Asked which platform they would support with their next title, developers didn’t give Oculus a lot of positive news, though the survey notes that “a large number of respondents skipped answering this question.” Developers, it seems, are very bullish on the potential for VR (upwards of 95% thought VR and AR were a sustainable growth market), but not sure they’ll continue to pump their own funds into it. It’s not hard to see why — another survey question reveals that nearly 50% of VR developers are currently self-funded. Current success will be critical to kick-starting a larger ecosystem and attracting development dollars.

Most of the developers surveyed (78.1%) said that they would create content for multiple platforms rather than accepting some type of vendor lock-in or exclusivity. The survey didn’t specify time frames, which means developers could have answered the question thinking that the exclusivity was temporary or permanent.

Developers identified the same major hurdles between widespread VR adoption and the current state of technology that we’ve written about over the past few years. Nausea and cost are critical barriers to VR’s overall success — if a game makes people sick, or costs thousands of dollars to allow a family to play together, it’s not going to fly. Killer apps are also seen as a must-have, and again, Sony’s PSVR is seen as essential.

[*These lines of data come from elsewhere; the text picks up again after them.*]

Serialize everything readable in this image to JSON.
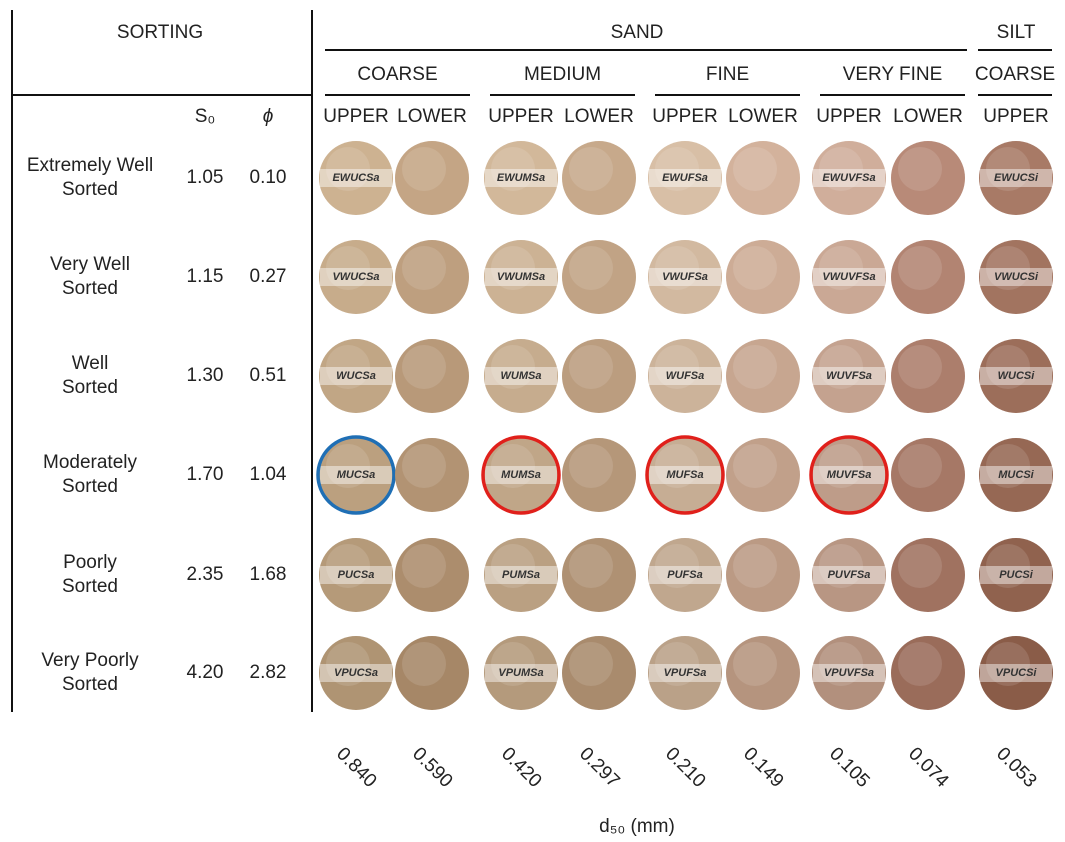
{
  "header": {
    "sorting": "SORTING",
    "sand": "SAND",
    "silt": "SILT",
    "s0": "S₀",
    "phi": "ϕ"
  },
  "groups": [
    {
      "label": "COARSE",
      "subs": [
        "UPPER",
        "LOWER"
      ]
    },
    {
      "label": "MEDIUM",
      "subs": [
        "UPPER",
        "LOWER"
      ]
    },
    {
      "label": "FINE",
      "subs": [
        "UPPER",
        "LOWER"
      ]
    },
    {
      "label": "VERY FINE",
      "subs": [
        "UPPER",
        "LOWER"
      ]
    },
    {
      "label": "COARSE",
      "subs": [
        "UPPER"
      ]
    }
  ],
  "rows": [
    {
      "label": [
        "Extremely Well",
        "Sorted"
      ],
      "s0": "1.05",
      "phi": "0.10",
      "samples": [
        {
          "label": "EWUCSa"
        },
        null,
        {
          "label": "EWUMSa"
        },
        null,
        {
          "label": "EWUFSa"
        },
        null,
        {
          "label": "EWUVFSa"
        },
        null,
        {
          "label": "EWUCSi"
        }
      ]
    },
    {
      "label": [
        "Very Well",
        "Sorted"
      ],
      "s0": "1.15",
      "phi": "0.27",
      "samples": [
        {
          "label": "VWUCSa"
        },
        null,
        {
          "label": "VWUMSa"
        },
        null,
        {
          "label": "VWUFSa"
        },
        null,
        {
          "label": "VWUVFSa"
        },
        null,
        {
          "label": "VWUCSi"
        }
      ]
    },
    {
      "label": [
        "Well",
        "Sorted"
      ],
      "s0": "1.30",
      "phi": "0.51",
      "samples": [
        {
          "label": "WUCSa"
        },
        null,
        {
          "label": "WUMSa"
        },
        null,
        {
          "label": "WUFSa"
        },
        null,
        {
          "label": "WUVFSa"
        },
        null,
        {
          "label": "WUCSi"
        }
      ]
    },
    {
      "label": [
        "Moderately",
        "Sorted"
      ],
      "s0": "1.70",
      "phi": "1.04",
      "samples": [
        {
          "label": "MUCSa",
          "ring": "#1f6fb5"
        },
        null,
        {
          "label": "MUMSa",
          "ring": "#e0201b"
        },
        null,
        {
          "label": "MUFSa",
          "ring": "#e0201b"
        },
        null,
        {
          "label": "MUVFSa",
          "ring": "#e0201b"
        },
        null,
        {
          "label": "MUCSi"
        }
      ]
    },
    {
      "label": [
        "Poorly",
        "Sorted"
      ],
      "s0": "2.35",
      "phi": "1.68",
      "samples": [
        {
          "label": "PUCSa"
        },
        null,
        {
          "label": "PUMSa"
        },
        null,
        {
          "label": "PUFSa"
        },
        null,
        {
          "label": "PUVFSa"
        },
        null,
        {
          "label": "PUCSi"
        }
      ]
    },
    {
      "label": [
        "Very Poorly",
        "Sorted"
      ],
      "s0": "4.20",
      "phi": "2.82",
      "samples": [
        {
          "label": "VPUCSa"
        },
        null,
        {
          "label": "VPUMSa"
        },
        null,
        {
          "label": "VPUFSa"
        },
        null,
        {
          "label": "VPUVFSa"
        },
        null,
        {
          "label": "VPUCSi"
        }
      ]
    }
  ],
  "d50": {
    "values": [
      "0.840",
      "0.590",
      "0.420",
      "0.297",
      "0.210",
      "0.149",
      "0.105",
      "0.074",
      "0.053"
    ],
    "label": "d₅₀ (mm)"
  }
}
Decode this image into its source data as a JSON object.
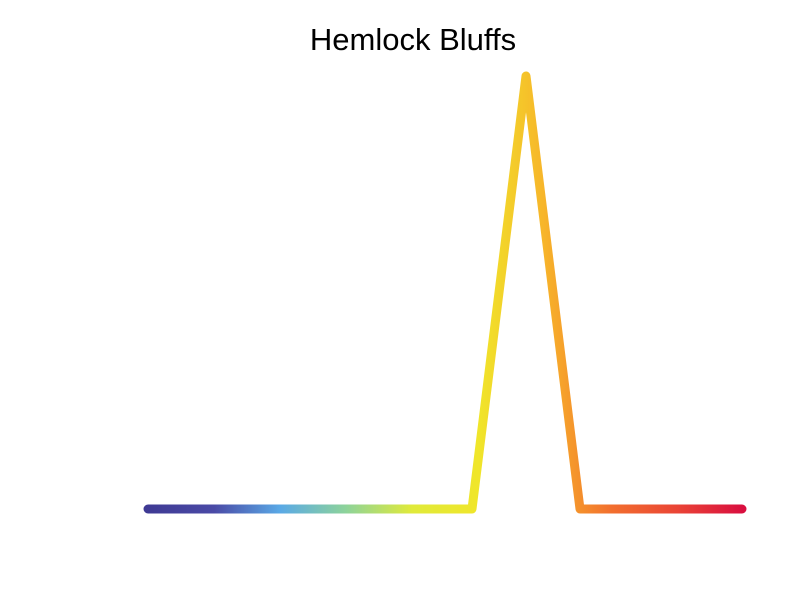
{
  "chart_data": {
    "type": "line",
    "title": "Hemlock Bluffs",
    "xlabel": "",
    "ylabel": "",
    "grid": false,
    "axes_visible": false,
    "legend": "none",
    "x": [
      0,
      1,
      2,
      3,
      4,
      5,
      6,
      7,
      8,
      9,
      10,
      11
    ],
    "series": [
      {
        "values": [
          0,
          0,
          0,
          0,
          0,
          0,
          0,
          1,
          0,
          0,
          0,
          0
        ]
      }
    ],
    "xlim": [
      0,
      11
    ],
    "ylim": [
      0,
      1
    ],
    "line_gradient": [
      "#3f3a94",
      "#4a4aa6",
      "#5aa9e6",
      "#8dd39a",
      "#e0ea3a",
      "#f0e62a",
      "#f7b52a",
      "#f2702e",
      "#ea4535",
      "#d90f3f"
    ]
  }
}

“AR is more viable for mass market adoption than VR since it can be done with phones (eg Pokemon Go) while VR will continue to have to figure out a balance for hardware,” one respondent wrote. “I predict that pre-built standard computers will eventually become the norm for VR because of the convenience to the consumer (like consoles). If Sony’s PSVR takes off it could shape the future of this technology a lot.”

Locomotion was also named as a key problem facing the VR market. Solutions exist, but for now the problem of managing player movement is critical to creating games in VR space. This is a non-trivial issue — movement was one reason why Kinect never took off, along with a lack of buttons or any ability to interface with one’s surroundings. Room-scale VR requires substantial dedicated space, and there’s no standard or agreed-upon solution for managing the issue.

Obviously it’s still early days for the VR industry, and we’ll see developer opinions continue to change and evolve as games and platforms ship. Still, it’s interesting to see the importance attached to Sony’s push into VR, as well as the focus on the HTC Vive over the cheaper, heavily hyped Oculus Rift.